A panic attack is a sudden and intense episode of anxiety, often appearing unpredictably. It can feel very overwhelming, as if you’re losing control, fainting, or even having a heart attack.

Possible causes and contributing factors:
1. Biological factors
- Genetics: having a family history of anxiety or panic disorder increases the risk.
- Brain chemistry: imbalances in neurotransmitters such as serotonin, norepinephrine, or GABA may play a role.
- Overactive stress response: the body’s “fight-or-flight” system can trigger intense fear even without real danger.
2. Psychological factors
- High levels of stress (work, school, relationships, financial issues).
- Personality traits: people who are more sensitive to stress or prone to worrying may be more vulnerable.
- Past trauma (e.g., accidents, abuse, loss) can make the nervous system more reactive.
3. Lifestyle and habits
- Excessive caffeine, alcohol, or stimulants (energy drinks, drugs) can trigger attacks.
- Lack of sleep and fatigue weaken stress regulation.
- Major life changes (moving, separation, new job) can act as stress triggers.
4. Medical conditions
- Certain health problems (thyroid issues, heart rhythm disturbances, asthma, etc.) can mimic or trigger panic-like symptoms.
- That’s why it’s often recommended to consult a doctor to rule out physical causes.
Symptoms of a panic attack :
Physical symptoms
- Rapid heartbeat (palpitations)
- Chest pain or discomfort
- Shortness of breath or feeling like you’re choking
- Sweating, chills, or hot flashes
- Trembling or shaking
- Dizziness, lightheadedness, or fainting
- Nausea or stomach upset
- Tingling or numbness in hands, feet, or face
Psychological symptoms
- Intense fear of losing control or “going crazy”
- Fear of dying
- Feeling detached from reality (derealization) or from yourself (depersonalization)

Solution of panic attack:
1. Therapies
- Cognitive Behavioral Therapy (CBT): The most effective treatment.

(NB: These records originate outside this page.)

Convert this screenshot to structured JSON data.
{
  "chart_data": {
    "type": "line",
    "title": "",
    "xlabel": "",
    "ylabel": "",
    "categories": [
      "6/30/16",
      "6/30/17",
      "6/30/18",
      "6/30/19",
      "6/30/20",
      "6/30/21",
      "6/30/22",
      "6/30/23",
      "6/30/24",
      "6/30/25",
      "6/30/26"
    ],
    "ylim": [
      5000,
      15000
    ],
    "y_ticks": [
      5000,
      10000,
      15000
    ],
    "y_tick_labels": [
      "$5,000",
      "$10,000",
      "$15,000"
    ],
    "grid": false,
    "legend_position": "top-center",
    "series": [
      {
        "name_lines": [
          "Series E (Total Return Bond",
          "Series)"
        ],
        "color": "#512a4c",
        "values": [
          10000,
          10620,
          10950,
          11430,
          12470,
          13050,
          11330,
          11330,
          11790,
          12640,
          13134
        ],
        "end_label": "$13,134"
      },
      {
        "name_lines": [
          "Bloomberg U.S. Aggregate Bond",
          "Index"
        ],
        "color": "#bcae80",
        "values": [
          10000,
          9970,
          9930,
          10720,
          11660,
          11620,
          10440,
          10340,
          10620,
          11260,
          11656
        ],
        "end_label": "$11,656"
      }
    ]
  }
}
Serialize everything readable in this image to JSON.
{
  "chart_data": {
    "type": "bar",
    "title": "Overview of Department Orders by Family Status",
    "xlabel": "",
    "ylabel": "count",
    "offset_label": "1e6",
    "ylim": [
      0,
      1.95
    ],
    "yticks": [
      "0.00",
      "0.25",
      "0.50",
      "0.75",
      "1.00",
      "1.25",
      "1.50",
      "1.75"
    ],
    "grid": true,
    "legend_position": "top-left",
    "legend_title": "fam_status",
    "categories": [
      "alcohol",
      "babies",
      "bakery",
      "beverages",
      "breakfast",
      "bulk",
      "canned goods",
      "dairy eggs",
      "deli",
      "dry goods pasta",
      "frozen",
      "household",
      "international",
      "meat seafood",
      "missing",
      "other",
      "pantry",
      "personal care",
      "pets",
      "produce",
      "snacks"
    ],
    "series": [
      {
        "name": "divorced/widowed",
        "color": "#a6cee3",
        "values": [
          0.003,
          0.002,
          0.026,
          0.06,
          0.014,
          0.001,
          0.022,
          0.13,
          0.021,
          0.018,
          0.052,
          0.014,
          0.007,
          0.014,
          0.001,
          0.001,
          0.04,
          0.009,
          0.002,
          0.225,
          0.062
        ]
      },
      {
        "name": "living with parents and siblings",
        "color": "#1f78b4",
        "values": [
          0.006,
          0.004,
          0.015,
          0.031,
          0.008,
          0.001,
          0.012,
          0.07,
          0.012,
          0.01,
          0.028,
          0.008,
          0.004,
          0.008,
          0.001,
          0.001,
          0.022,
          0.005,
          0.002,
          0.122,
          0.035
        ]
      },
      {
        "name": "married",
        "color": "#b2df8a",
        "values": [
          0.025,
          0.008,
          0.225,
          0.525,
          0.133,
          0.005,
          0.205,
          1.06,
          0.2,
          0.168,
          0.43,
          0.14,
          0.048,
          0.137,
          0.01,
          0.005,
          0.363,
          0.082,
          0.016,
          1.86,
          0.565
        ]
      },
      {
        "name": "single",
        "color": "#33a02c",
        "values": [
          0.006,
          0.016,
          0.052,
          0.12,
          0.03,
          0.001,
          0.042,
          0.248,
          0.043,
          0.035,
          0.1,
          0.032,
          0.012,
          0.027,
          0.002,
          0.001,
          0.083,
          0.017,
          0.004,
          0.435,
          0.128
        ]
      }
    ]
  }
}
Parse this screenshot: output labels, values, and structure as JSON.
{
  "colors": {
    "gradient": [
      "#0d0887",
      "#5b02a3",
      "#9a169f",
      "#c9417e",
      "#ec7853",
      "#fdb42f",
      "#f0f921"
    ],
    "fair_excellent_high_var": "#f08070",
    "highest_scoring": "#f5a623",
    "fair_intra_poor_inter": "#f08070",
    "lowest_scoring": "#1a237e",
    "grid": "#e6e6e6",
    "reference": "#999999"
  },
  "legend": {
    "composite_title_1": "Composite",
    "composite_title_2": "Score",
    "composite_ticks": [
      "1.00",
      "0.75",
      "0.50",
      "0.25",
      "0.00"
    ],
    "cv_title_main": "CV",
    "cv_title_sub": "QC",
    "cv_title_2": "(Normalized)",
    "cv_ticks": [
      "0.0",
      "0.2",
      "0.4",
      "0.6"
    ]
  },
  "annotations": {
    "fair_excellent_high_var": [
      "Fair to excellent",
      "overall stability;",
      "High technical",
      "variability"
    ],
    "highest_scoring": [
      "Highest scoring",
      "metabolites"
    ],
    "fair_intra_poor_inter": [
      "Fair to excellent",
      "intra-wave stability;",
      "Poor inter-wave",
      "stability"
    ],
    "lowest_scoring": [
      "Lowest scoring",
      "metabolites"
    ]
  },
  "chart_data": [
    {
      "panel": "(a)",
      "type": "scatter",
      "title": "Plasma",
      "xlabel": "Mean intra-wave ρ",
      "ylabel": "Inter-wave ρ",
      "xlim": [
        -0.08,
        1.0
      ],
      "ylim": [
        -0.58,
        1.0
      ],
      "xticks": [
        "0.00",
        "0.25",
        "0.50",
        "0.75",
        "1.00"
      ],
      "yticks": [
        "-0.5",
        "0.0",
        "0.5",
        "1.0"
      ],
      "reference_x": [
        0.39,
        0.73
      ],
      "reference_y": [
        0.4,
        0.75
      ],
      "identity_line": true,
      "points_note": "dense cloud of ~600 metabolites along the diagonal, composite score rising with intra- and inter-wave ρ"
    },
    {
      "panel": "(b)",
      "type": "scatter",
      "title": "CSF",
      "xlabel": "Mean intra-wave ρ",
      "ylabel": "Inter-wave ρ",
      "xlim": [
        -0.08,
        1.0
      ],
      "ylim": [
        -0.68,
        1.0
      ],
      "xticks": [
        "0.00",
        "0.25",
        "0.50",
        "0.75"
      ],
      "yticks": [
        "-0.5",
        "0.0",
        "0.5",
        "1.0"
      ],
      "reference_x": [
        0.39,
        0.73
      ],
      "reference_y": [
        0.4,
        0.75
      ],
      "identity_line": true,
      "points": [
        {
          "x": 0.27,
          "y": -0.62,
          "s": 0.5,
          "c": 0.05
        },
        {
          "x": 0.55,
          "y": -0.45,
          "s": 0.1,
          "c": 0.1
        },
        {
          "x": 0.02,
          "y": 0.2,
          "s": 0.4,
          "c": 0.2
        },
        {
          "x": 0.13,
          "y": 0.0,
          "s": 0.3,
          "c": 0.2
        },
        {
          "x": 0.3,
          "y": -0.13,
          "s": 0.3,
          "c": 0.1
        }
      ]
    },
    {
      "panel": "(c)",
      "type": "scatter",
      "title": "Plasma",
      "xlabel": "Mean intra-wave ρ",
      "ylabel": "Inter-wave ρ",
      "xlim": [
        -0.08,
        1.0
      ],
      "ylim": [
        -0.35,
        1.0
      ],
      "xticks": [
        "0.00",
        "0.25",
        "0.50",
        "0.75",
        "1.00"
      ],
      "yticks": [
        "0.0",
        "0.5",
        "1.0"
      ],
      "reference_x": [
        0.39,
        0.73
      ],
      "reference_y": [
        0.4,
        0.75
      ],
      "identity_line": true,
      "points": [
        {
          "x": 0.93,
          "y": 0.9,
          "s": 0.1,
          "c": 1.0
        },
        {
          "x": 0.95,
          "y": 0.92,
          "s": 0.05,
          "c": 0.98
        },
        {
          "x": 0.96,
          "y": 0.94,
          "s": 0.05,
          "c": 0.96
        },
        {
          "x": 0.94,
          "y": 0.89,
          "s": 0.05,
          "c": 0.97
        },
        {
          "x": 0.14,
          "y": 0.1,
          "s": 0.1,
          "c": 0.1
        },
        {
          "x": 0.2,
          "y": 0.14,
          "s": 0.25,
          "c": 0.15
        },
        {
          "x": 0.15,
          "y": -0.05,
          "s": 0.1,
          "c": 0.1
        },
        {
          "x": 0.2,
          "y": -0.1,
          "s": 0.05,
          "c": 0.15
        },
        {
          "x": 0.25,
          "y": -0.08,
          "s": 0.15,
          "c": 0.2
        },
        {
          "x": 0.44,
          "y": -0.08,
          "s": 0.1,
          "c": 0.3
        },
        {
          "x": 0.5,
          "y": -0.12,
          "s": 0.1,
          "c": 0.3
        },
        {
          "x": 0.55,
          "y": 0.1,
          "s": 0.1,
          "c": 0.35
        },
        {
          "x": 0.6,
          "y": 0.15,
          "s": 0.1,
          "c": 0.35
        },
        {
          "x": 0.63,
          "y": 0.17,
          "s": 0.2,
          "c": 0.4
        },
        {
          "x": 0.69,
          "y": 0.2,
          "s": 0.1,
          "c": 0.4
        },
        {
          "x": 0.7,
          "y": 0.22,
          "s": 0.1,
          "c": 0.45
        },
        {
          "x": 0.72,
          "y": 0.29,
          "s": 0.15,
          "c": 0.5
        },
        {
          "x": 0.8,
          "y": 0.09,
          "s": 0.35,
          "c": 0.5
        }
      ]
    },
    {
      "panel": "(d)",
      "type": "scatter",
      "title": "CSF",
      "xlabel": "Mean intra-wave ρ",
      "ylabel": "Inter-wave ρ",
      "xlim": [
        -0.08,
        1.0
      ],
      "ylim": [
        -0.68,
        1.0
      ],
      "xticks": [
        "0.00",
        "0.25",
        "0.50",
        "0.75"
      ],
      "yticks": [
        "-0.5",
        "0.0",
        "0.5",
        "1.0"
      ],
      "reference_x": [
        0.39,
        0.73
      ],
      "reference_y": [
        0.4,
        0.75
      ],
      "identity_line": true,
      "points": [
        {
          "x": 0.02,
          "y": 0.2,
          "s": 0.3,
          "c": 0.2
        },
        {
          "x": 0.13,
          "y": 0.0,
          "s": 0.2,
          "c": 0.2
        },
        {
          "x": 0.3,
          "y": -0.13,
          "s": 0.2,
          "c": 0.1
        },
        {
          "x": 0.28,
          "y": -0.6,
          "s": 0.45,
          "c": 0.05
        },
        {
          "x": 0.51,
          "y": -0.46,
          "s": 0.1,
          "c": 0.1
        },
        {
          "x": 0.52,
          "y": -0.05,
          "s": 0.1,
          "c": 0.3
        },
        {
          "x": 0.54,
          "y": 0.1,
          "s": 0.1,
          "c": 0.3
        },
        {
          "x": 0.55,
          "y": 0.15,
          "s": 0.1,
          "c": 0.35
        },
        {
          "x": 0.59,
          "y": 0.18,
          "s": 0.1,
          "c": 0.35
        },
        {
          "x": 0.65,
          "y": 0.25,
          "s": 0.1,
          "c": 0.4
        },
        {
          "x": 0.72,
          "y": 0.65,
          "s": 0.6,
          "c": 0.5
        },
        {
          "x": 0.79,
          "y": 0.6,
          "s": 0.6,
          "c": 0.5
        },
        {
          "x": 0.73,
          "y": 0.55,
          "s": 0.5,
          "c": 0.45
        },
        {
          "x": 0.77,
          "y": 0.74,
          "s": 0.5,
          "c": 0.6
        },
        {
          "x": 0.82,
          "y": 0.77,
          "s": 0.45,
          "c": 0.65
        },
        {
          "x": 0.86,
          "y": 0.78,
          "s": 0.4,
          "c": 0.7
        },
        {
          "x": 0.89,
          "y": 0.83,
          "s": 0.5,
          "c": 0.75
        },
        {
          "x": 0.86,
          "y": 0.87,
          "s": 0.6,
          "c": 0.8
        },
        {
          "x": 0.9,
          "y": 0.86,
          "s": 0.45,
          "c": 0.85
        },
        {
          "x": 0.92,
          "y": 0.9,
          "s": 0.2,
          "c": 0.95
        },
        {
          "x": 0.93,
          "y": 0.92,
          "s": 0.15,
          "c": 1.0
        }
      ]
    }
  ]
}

It helps you understand triggers, change anxious thought patterns, and gradually face situations you fear.
- Exposure therapy: Safely confronting sensations or situations that trigger panic until they lose their power.
- Mindfulness and relaxation techniques: Breathing exercises, meditation, and grounding strategies reduce the body’s stress response.
2. Medications (sometimes used)
- Antidepressants (SSRIs or SNRIs) are commonly prescribed for panic disorder.
- Benzodiazepines may be given for short-term relief, but they are not a long-term solution due to dependency risks.
3. Lifestyle changes
- Regular exercise (reduces stress and regulates mood).
- Adequate sleep.
- Reducing caffeine, alcohol, and nicotine, which can worsen anxiety.
- Balanced routines with relaxation time.
What can help during an attack:
- Controlled breathing: inhale deeply through your nose, exhale slowly through your mouth.
- Grounding in the present moment: look at an object, name 5 things you can see, 4 things you can hear, etc.
- Accepting the attack rather than fighting it, reminding yourself it will pass.